O autor alegou, em síntese, que reside no Estado do Rio de Janeiro há mais de 40 anos e que, em 2009, foi surpreendido com multas e cobranças de dívida ativa relativas ao caminhão supra mencionado. Posteriormente, descobriu que o veículo constava em seu nome no cadastro do Detran/SC. Assegurou, contudo, que jamais possuiu qualquer veículo naquele Estado, sustentando ter sido, possivelmente, vítima de fraude praticada por terceiros que utilizaram seus documentos para adquirir o bem. Diante disso, requereu a aplicação da distribuição dinâmica do ônus da prova, a fim de que atribuir ao ente estatal a demonstração da propriedade do veículo.
Ao final, pleiteou: (i) a exclusão de seu nome do prontuário do veículo junto ao Detran/SC; (ii) a desconstituição da CDA n. 6004491229; (iii) a extinção da execução fiscal e (iv) indenização por danos morais (evento 5, PET2 a evento 5, PET30).
O pedido de tutela de urgência foi indeferido (evento 10, DEC66).
Citado, o Estado de Santa Catarina contestou a pretensão, impugnando, em preliminar, o valor da causa e arguindo a existência de decisão anterior sobre o mesmo objeto da presente demanda. No mérito, sustentou a ausência de provas quanto à alegada fraude e a improcedência da indenização por danos morais. Ao final, requereu a total improcedência dos pedidos formulados na inicial (evento 20, PET73).
Após a réplica (evento 75, RÉPLICA121), a parte autora requereu a expedição de ofício ao Detran/SC para que o órgão informasse se constava nos arquivos o documento de transferência preenchido com a assinatura do comprador/autor (evento 90, PET134), pleito deferido (evento 98, DESPADEC1), retornando o ofício com o dossiê do veículo no evento 110, ANEXO1.
Após a apresentação das alegações finais (evento 113, ALEGAÇÕES1 e evento 119, ALEGAÇÕES1), o Ministério Público declinou de seu interesse no feito (evento 123, PROMOÇÃO1).
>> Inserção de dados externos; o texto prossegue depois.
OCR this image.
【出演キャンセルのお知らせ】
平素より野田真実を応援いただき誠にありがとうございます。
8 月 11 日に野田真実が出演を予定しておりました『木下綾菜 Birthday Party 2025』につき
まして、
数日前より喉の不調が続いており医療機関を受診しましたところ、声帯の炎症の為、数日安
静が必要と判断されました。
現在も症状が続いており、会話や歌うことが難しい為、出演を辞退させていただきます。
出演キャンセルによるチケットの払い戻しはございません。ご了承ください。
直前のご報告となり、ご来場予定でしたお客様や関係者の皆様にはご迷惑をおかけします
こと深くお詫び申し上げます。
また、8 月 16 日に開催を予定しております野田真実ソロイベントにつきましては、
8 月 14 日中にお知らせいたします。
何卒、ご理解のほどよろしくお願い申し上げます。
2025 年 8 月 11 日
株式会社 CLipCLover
Sobreveio a sentença de procedência, nos seguintes termos (evento 141, SENT1):
Ante o exposto, JULGO PROCEDENTES os pedidos iniciais formulados por A. P. B., julgando o processo extinto com resolução do mérito (CPC, art. 487, I), para fins de:
a) DECLARAR que o autor não é proprietário do veículo M.BENZ/L 1318 de placas MFF9390, RENAVAM 166212318 e, por consequência, DECRETAR a nulidade da CDA n. 6004491229 em razão da ilegitimidade passiva;
b) CONDENAR o réu ao pagamento do valor de R$ 5.000 (cinco mil reais), a título de danos morais. Sobre o montante devido, deverá incidir correção monetária pelo IPCA-E, desde a data do arbitramento (Súmula 362 do STJ), acrescido de juros de mora de acordo com os índices de remuneração básica aplicáveis à caderneta de poupança, estes últimos a contar a partir da data do evento danoso (25/06/2010 - data de ciência da execução fiscal) (Súmula 54 do STJ), nos termos do Tema 810 do Supremo Tribunal Federal, os quais devem ser aplicados até 8/12/2021.
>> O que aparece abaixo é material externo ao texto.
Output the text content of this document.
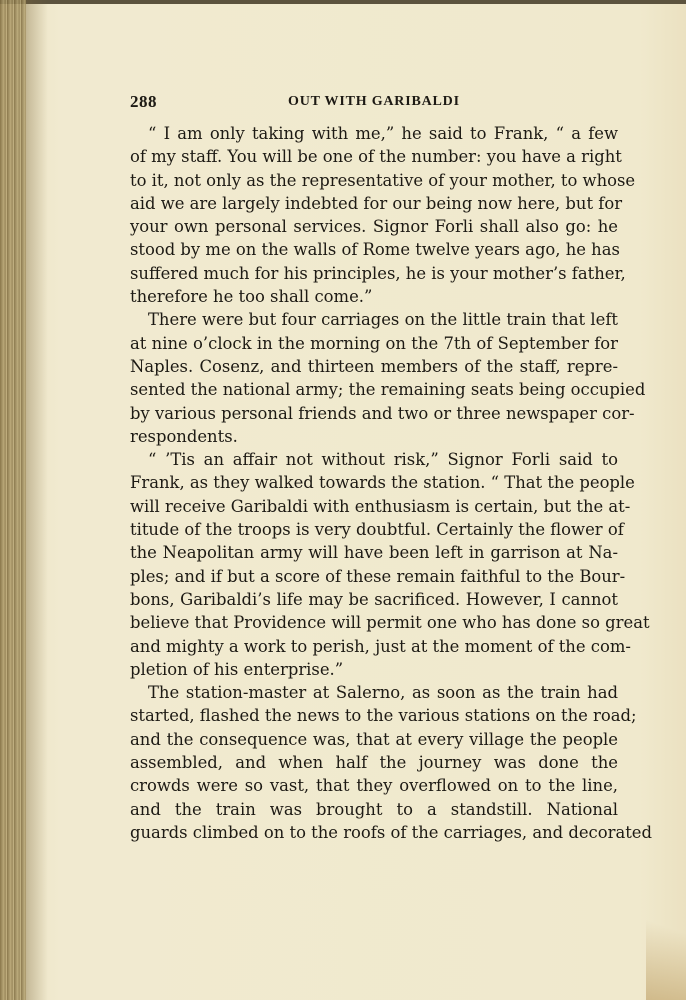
288	OUT WITH GARIBALDI
“ I am only taking with me,” he said to Frank, “ a few
of my staff. You will be one of the number: you have a right
to it, not only as the representative of your mother, to whose
aid we are largely indebted for our being now here, but for
your own personal services. Signor Forli shall also go: he
stood by me on the walls of Rome twelve years ago, he has
suffered much for his principles, he is your mother’s father,
therefore he too shall come.”
There were but four carriages on the little train that left
at nine o’clock in the morning on the 7th of September for
Naples. Cosenz, and thirteen members of the staff, repre-
sented the national army; the remaining seats being occupied
by various personal friends and two or three newspaper cor-
respondents.
“ ’Tis an affair not without risk,” Signor Forli said to
Frank, as they walked towards the station. “ That the people
will receive Garibaldi with enthusiasm is certain, but the at-
titude of the troops is very doubtful. Certainly the flower of
the Neapolitan army will have been left in garrison at Na-
ples; and if but a score of these remain faithful to the Bour-
bons, Garibaldi’s life may be sacrificed. However, I cannot
believe that Providence will permit one who has done so great
and mighty a work to perish, just at the moment of the com-
pletion of his enterprise.”
The station-master at Salerno, as soon as the train had
started, flashed the news to the various stations on the road;
and the consequence was, that at every village the people
assembled, and when half the journey was done the
crowds were so vast, that they overflowed on to the line,
and the train was brought to a standstill. National
guards climbed on to the roofs of the carriages, and decorated
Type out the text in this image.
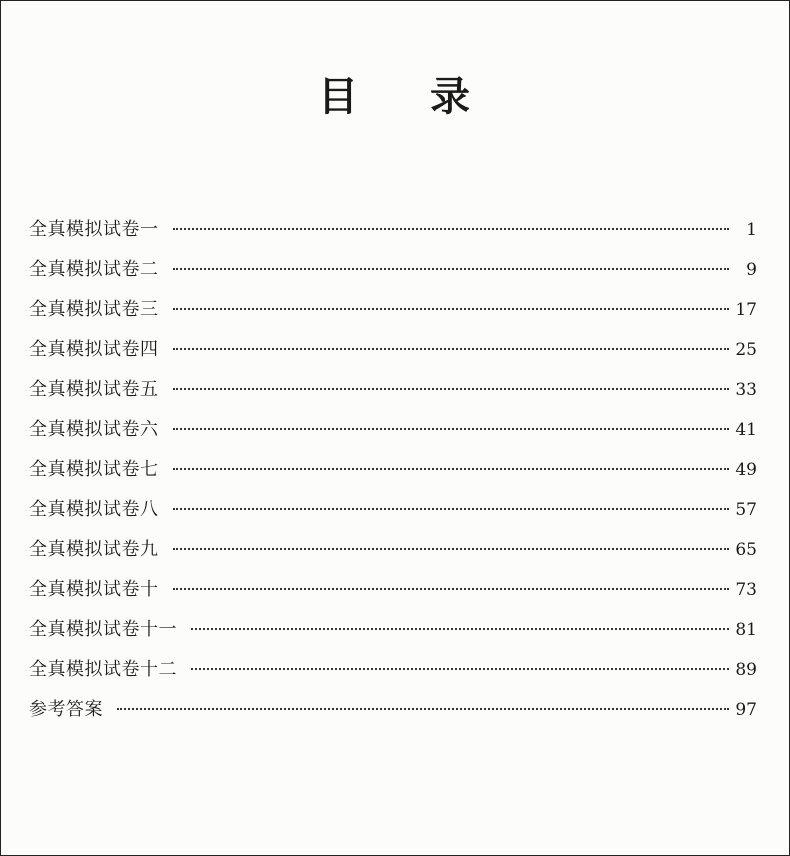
目 录
全真模拟试卷一	1
全真模拟试卷二	9
全真模拟试卷三	17
全真模拟试卷四	25
全真模拟试卷五	33
全真模拟试卷六	41
全真模拟试卷七	49
全真模拟试卷八	57
全真模拟试卷九	65
全真模拟试卷十	73
全真模拟试卷十一	81
全真模拟试卷十二	89
参考答案	97
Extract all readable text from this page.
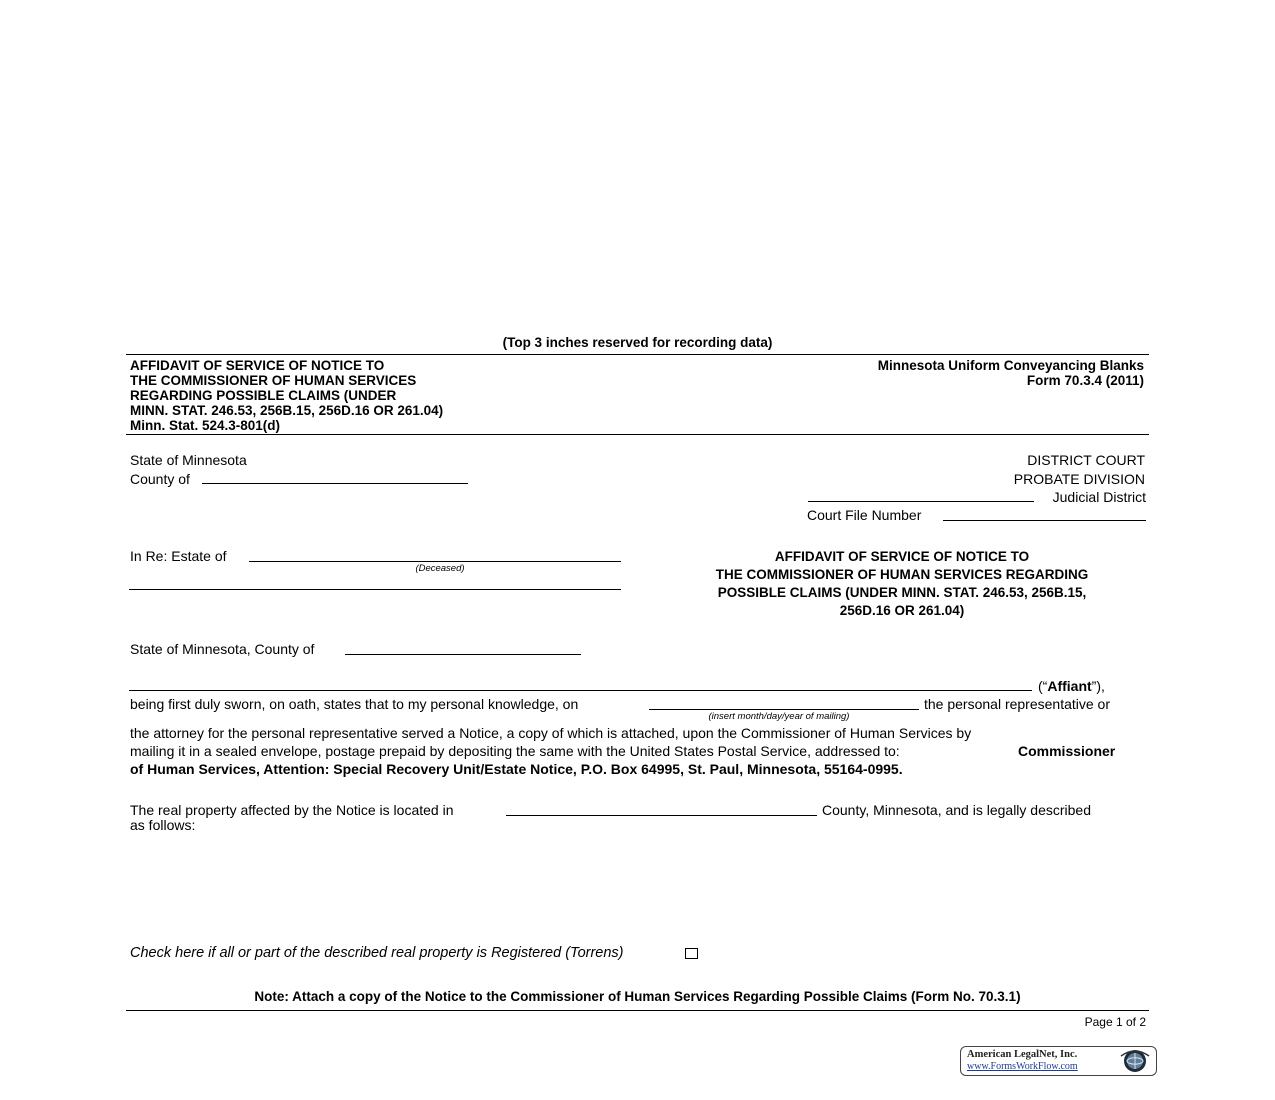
(Top 3 inches reserved for recording data)
AFFIDAVIT OF SERVICE OF NOTICE TO
THE COMMISSIONER OF HUMAN SERVICES
REGARDING POSSIBLE CLAIMS (UNDER
MINN. STAT. 246.53, 256B.15, 256D.16 OR 261.04)
Minn. Stat. 524.3-801(d)
Minnesota Uniform Conveyancing Blanks
Form 70.3.4 (2011)
State of Minnesota
County of
DISTRICT COURT
PROBATE DIVISION
Judicial District
Court File Number
In Re: Estate of
(Deceased)
AFFIDAVIT OF SERVICE OF NOTICE TO
THE COMMISSIONER OF HUMAN SERVICES REGARDING
POSSIBLE CLAIMS (UNDER MINN. STAT. 246.53, 256B.15,
256D.16 OR 261.04)
State of Minnesota, County of
(“Affiant”),
being first duly sworn, on oath, states that to my personal knowledge, on
(insert month/day/year of mailing)
the personal representative or
the attorney for the personal representative served a Notice, a copy of which is attached, upon the Commissioner of Human Services by
mailing it in a sealed envelope, postage prepaid by depositing the same with the United States Postal Service, addressed to:	Commissioner
of Human Services, Attention: Special Recovery Unit/Estate Notice, P.O. Box 64995, St. Paul, Minnesota, 55164-0995.
The real property affected by the Notice is located in	County, Minnesota, and is legally described
as follows:
Check here if all or part of the described real property is Registered (Torrens)
Note: Attach a copy of the Notice to the Commissioner of Human Services Regarding Possible Claims (Form No. 70.3.1)
Page 1 of 2
American LegalNet, Inc.
www.FormsWorkFlow.com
A partir de 9/12/2021, para fins de correção monetária e juros de mora, deve incidir a taxa SELIC sobre o valor condenatório, nos termos dos arts. 3º e 7º da Emenda Constitucional n. 113/2021.
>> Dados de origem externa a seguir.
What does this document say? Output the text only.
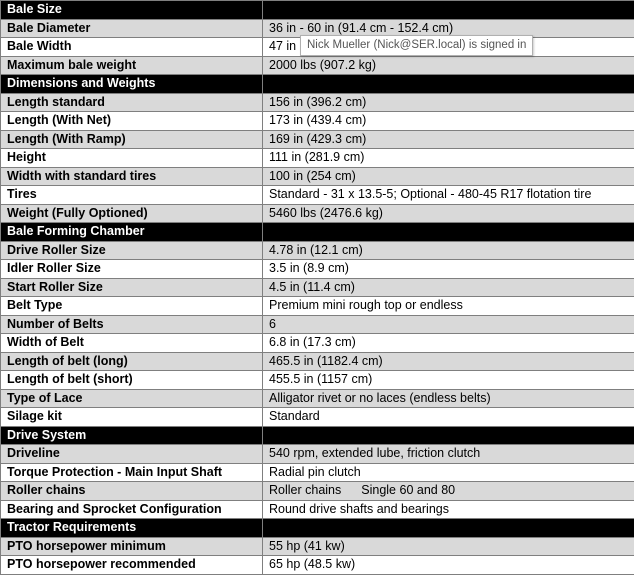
Bale Size	
Bale Diameter	36 in - 60 in (91.4 cm - 152.4 cm)
Bale Width	47 in
Maximum bale weight	2000 lbs (907.2 kg)
Dimensions and Weights	
Length standard	156 in (396.2 cm)
Length (With Net)	173 in (439.4 cm)
Length (With Ramp)	169 in (429.3 cm)
Height	111 in (281.9 cm)
Width with standard tires	100 in (254 cm)
Tires	Standard - 31 x 13.5-5; Optional - 480-45 R17 flotation tire
Weight (Fully Optioned)	5460 lbs (2476.6 kg)
Bale Forming Chamber	
Drive Roller Size	4.78 in (12.1 cm)
Idler Roller Size	3.5 in (8.9 cm)
Start Roller Size	4.5 in (11.4 cm)
Belt Type	Premium mini rough top or endless
Number of Belts	6
Width of Belt	6.8 in (17.3 cm)
Length of belt (long)	465.5 in (1182.4 cm)
Length of belt (short)	455.5 in (1157 cm)
Type of Lace	Alligator rivet or no laces (endless belts)
Silage kit	Standard
Drive System	
Driveline	540 rpm, extended lube, friction clutch
Torque Protection - Main Input Shaft	Radial pin clutch
Roller chains	Roller chains Single 60 and 80
Bearing and Sprocket Configuration	Round drive shafts and bearings
Tractor Requirements	
PTO horsepower minimum	55 hp (41 kw)
PTO horsepower recommended	65 hp (48.5 kw)
Nick Mueller (Nick@SER.local) is signed in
De ofício, DETERMINO a correção do valor da causa para R$ 49.858,18, sem necessidade do recolhimento das custas correspondentes, porquanto o autor é beneficiário da justiça gratuita (processo 0021091-67.2007.8.24.0064/SC, evento 63, DEC57) e a decisão foi a ele favorável. Proceda-se às anotações no sistema .
Considerando o grau de zelo, tempo da lide e a complexidade do processo, FIXO os honorários advocatícios do defensor dativo nomeado (evento 67), Dr. Claudio Capistrano Lima de Oliveira Junior, OAB/SC n. 033127, no valor de R$ 530,01 (quinhentos e trinta reais e um centavo), nos termos da Resolução CM n. 05/2019 e posteriores alterações. Requisite-se via Sistema da Assistência Judiciária Gratuita.
Isento o réu de custas (art. 7º, I da Lei n. 17.654/2018).
Condeno o Estado de Santa Catarina ao pagamento dos honorários advocatícios fixados em 10% (dez por cento) do valor do proveito econômico obtido (art. 85, § 3º, I do CPC).
Sentença não sujeita ao reexame necessário (art. 496, § 3º, II do CPC).
Traslade-se cópia desta sentença para os autos n. 0021091-67.2007.8.24.0064.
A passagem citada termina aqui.